Polar Bear and global warming

The cherry on top of it all, of course, is that climate change is a real existential threat—it’s going to knock the wind out of any Saudi prince just as surely as it will wipe out the domestic SUV owners who fund the Saudis’ hand-chopping, rape-sanctioning ways. While not strictly an intelligence agency—they do other things, too—our own Pentagon isn’t waiting for the outcome of some congressional pissing match to take appropriate action. With a storied and admirable history of disregarding political winds in favor of pragmatic matters at hand, the United States Department of Defense is tackling the sort of dilemma Jim Inhofe can’t mention without his snow-cone in hand: that climate change poses, quote, an “urgent and growing threat” to American interests. You know, like, our lives.

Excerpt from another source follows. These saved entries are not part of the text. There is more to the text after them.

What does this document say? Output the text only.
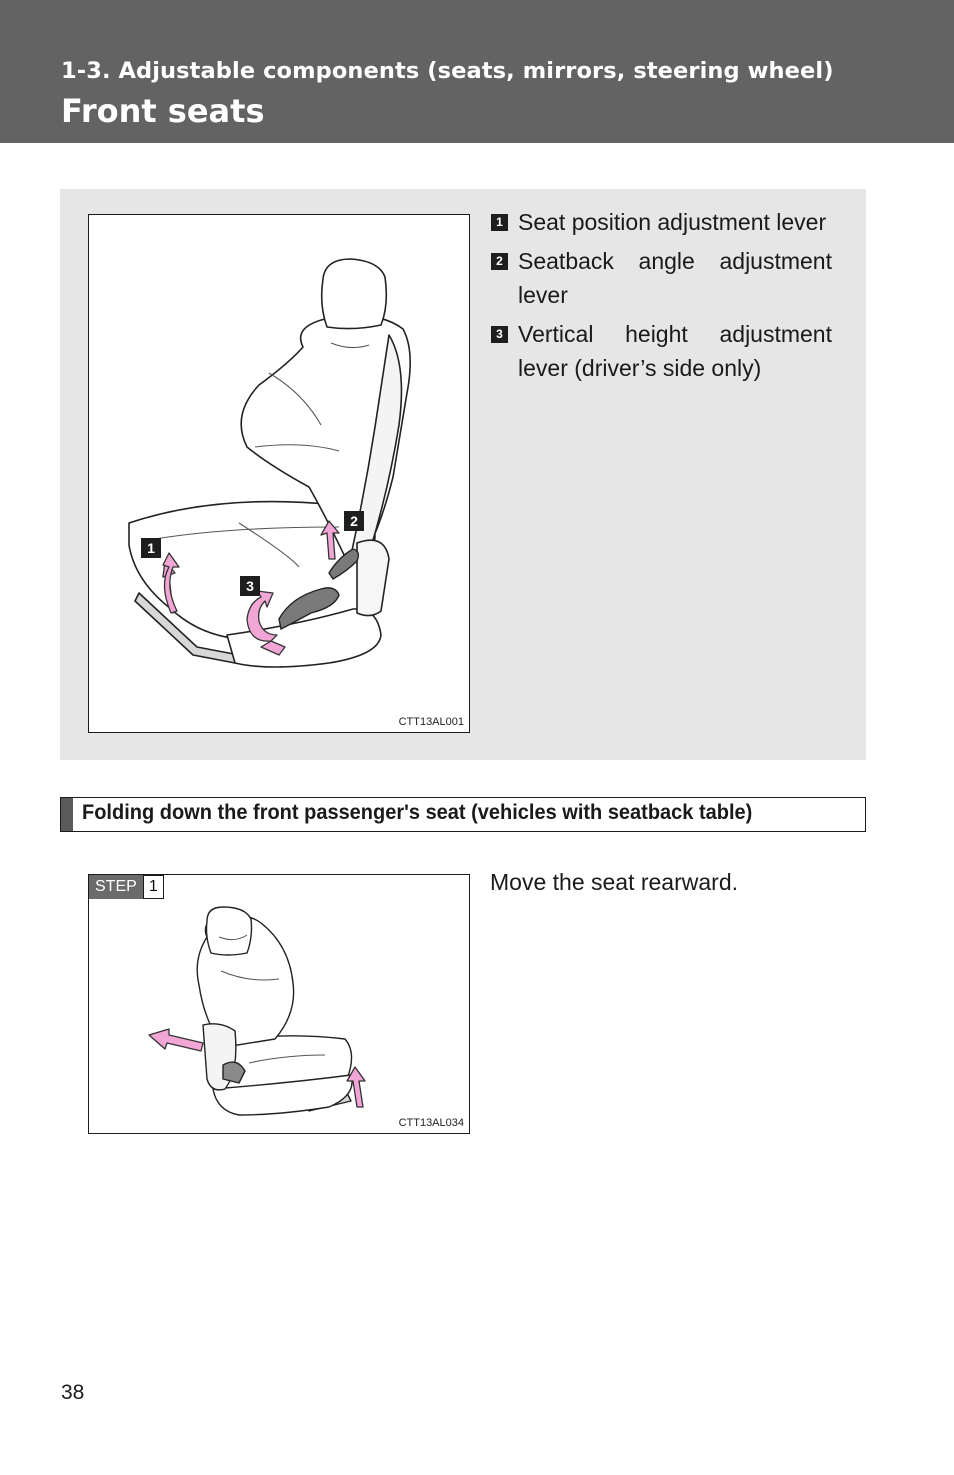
1-3. Adjustable components (seats, mirrors, steering wheel)
Front seats
1
2
3
CTT13AL001
1 Seat position adjustment lever
2 Seatback angle adjustment lever
3 Vertical height adjustment lever (driver’s side only)
Folding down the front passenger's seat (vehicles with seatback table)
STEP 1
CTT13AL034
Move the seat rearward.
38
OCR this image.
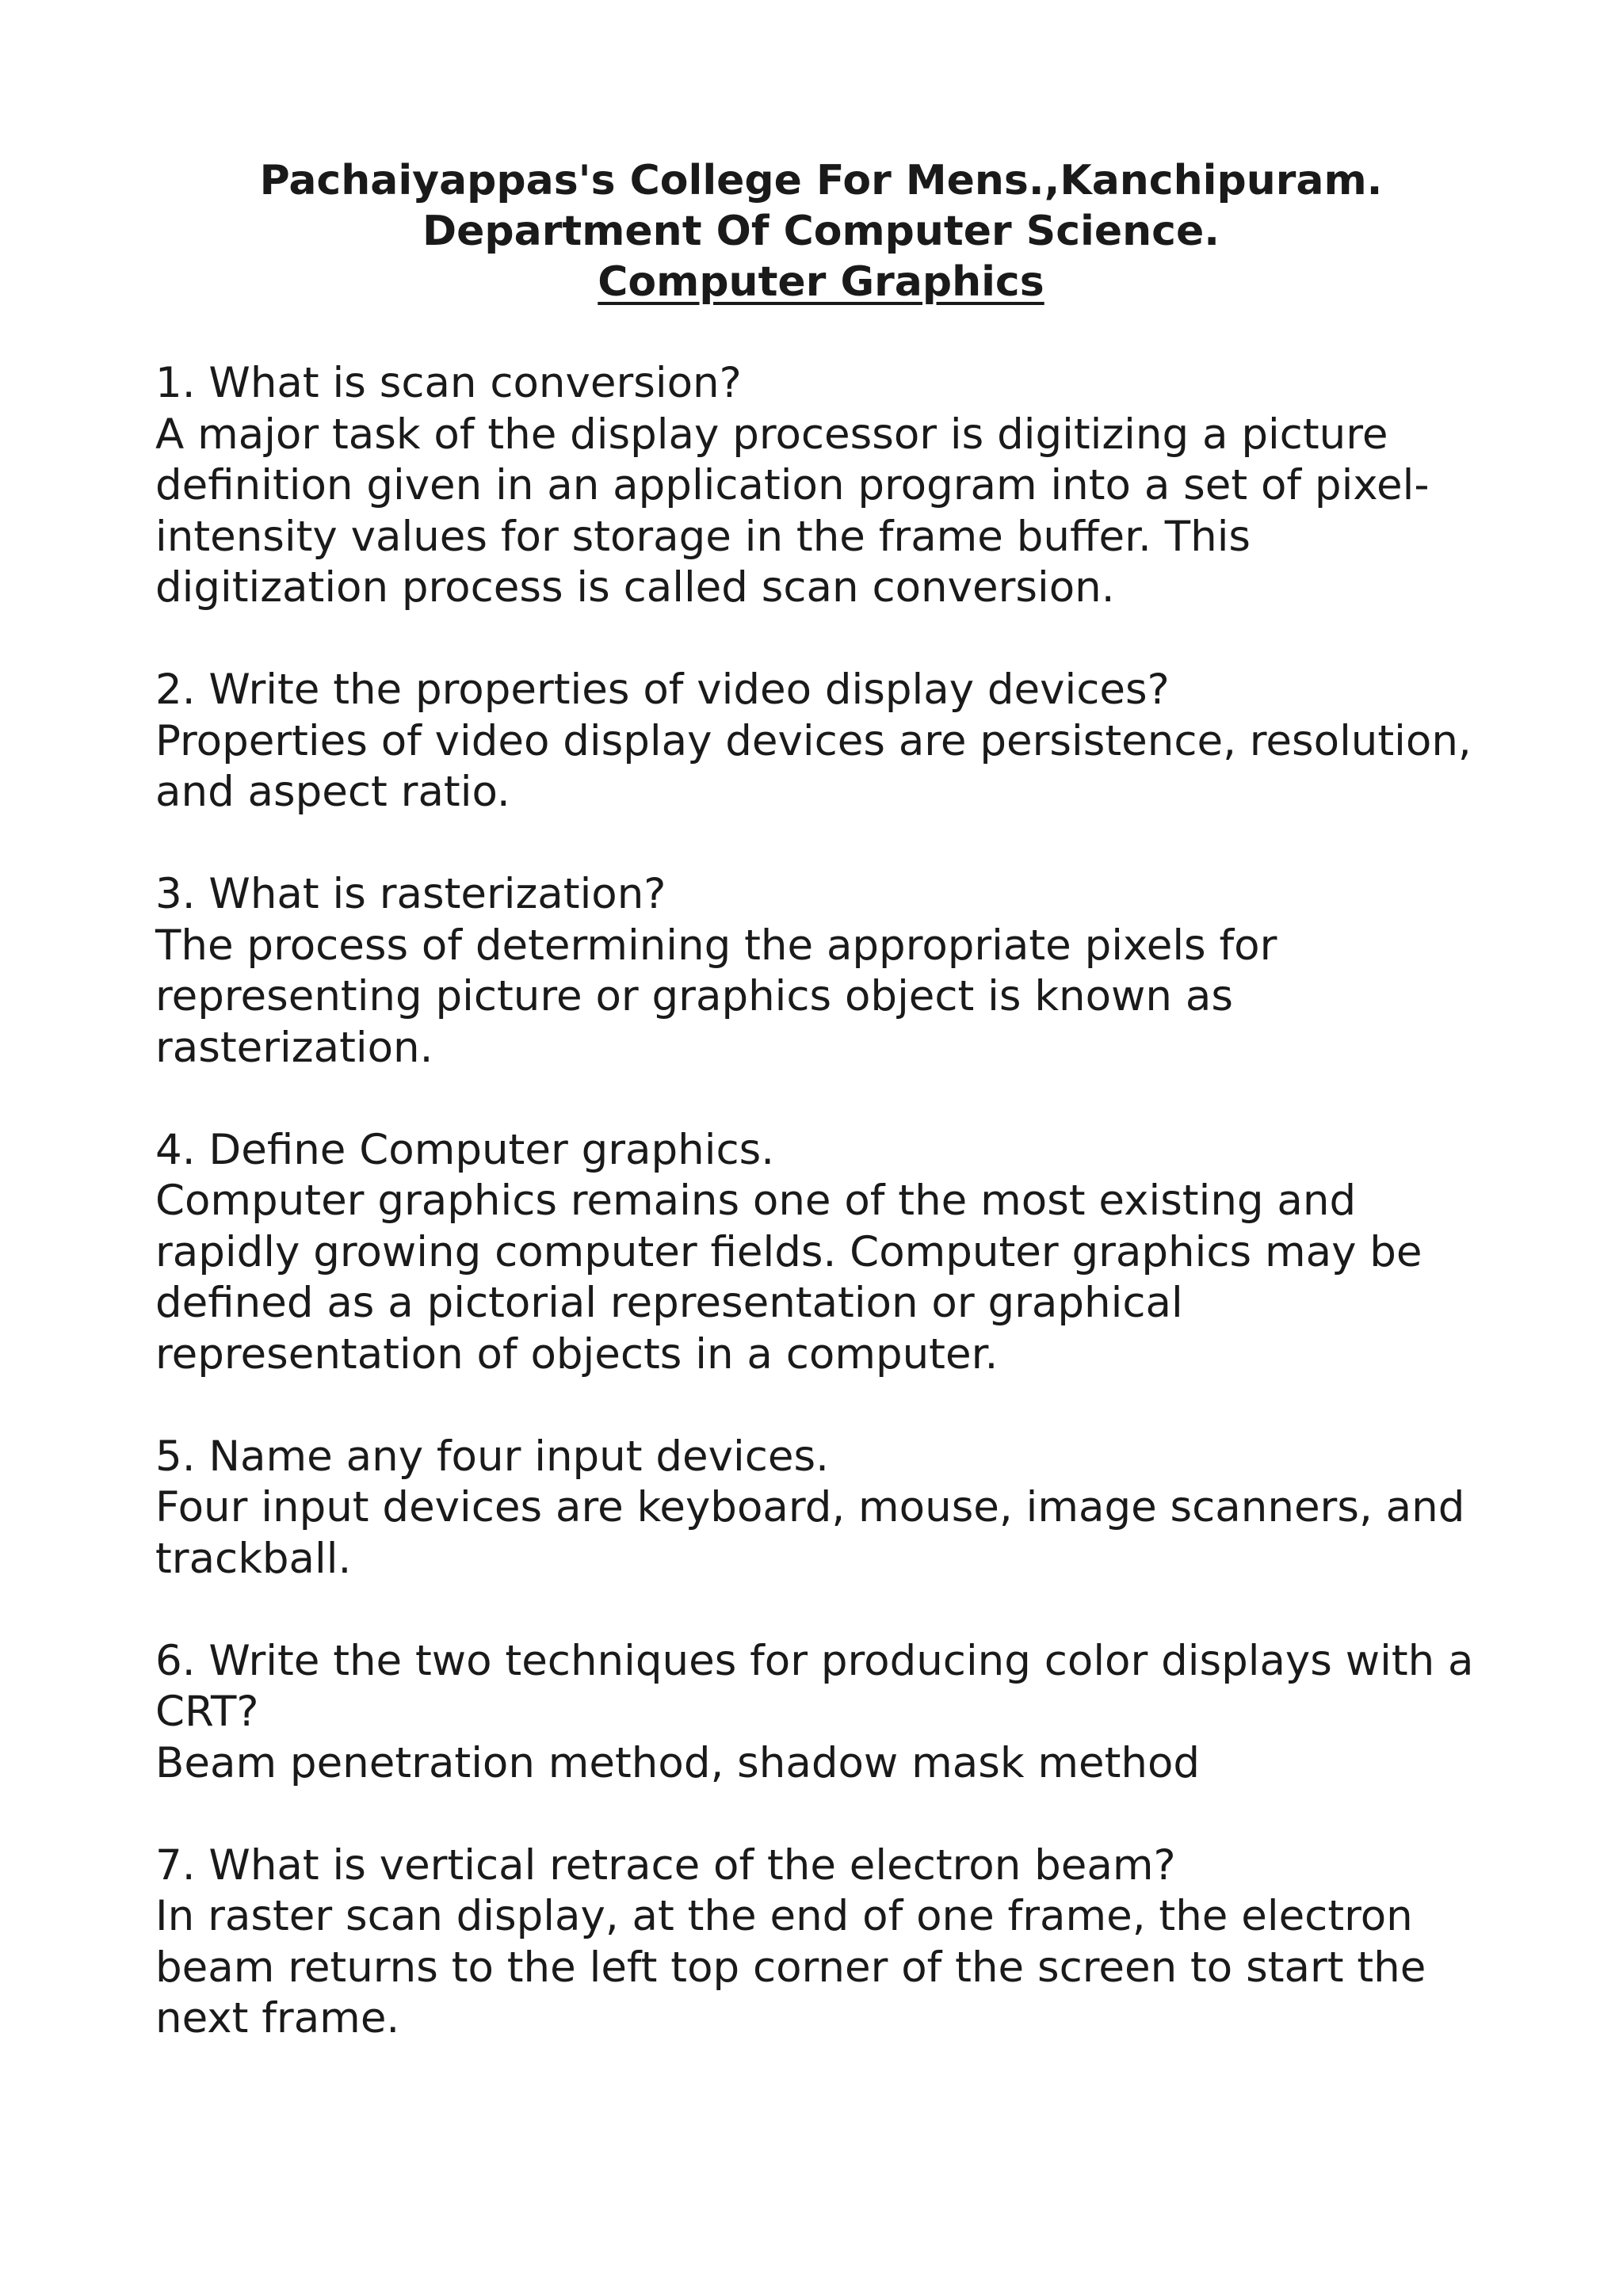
Pachaiyappas's College For Mens.,Kanchipuram.
Department Of Computer Science.
Computer Graphics

1. What is scan conversion?

A major task of the display processor is digitizing a picture definition given in an application program into a set of pixel-intensity values for storage in the frame buffer. This digitization process is called scan conversion.

2. Write the properties of video display devices?

Properties of video display devices are persistence, resolution, and aspect ratio.

3. What is rasterization?

The process of determining the appropriate pixels for representing picture or graphics object is known as rasterization.

4. Define Computer graphics.

Computer graphics remains one of the most existing and rapidly growing computer fields. Computer graphics may be defined as a pictorial representation or graphical representation of objects in a computer.

5. Name any four input devices.

Four input devices are keyboard, mouse, image scanners, and trackball.

6. Write the two techniques for producing color displays with a CRT?

Beam penetration method, shadow mask method

7. What is vertical retrace of the electron beam?

In raster scan display, at the end of one frame, the electron beam returns to the left top corner of the screen to start the next frame.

And with that, in this very article, a grand caveat is due: this piece was written with an American audience in mind. Rest assured though, foreign readers, and know that a fair amount of us here in God’s Country will likely weather all these Doomsdays just fine—inasmuch as sheer survival is a finer thing than inevitable doom (also rest assured: a fair amount of us won’t make it, which is sure to free up resources). As per our readership in the atolls of the Indian and Pacific Oceans, you peoples of Tuvalu and the Marshall Islands, you polar bears perched upon vanishing ice—you guys might have a shot too, what with how the ground beneath you chases Atlantis into the briny deep. It makes common, American, scandalously uniformed sense that as the US lobs ICBMs between Turkey, Japan, Russia, or wherever, your new home on Little Mermaid-turf will be the perfect place to weather the End Times, to sip Kahlúa from a hollow coconut, and just chillax until the time comes to rise again, maybe scavenge for atomic-roasted white people flesh. Or better yet, if you can afford it: pass on the goldfish vision implants suggested by that NIC report, and instead put that money toward gills; maybe weigh the awesomeness of your robo-scorpion tail against the coming practicality of a robo-dolphin’s physique. As one great hero of American folklore put it: “Everything’s better down where it’s wetter.” That much makes sense, too—if the spy agencies are right, it’s us surface-dwellers who are screwed.

The worst part, of course: still no hoverboards that actually hover. Thanks for nothing, Doc Brown.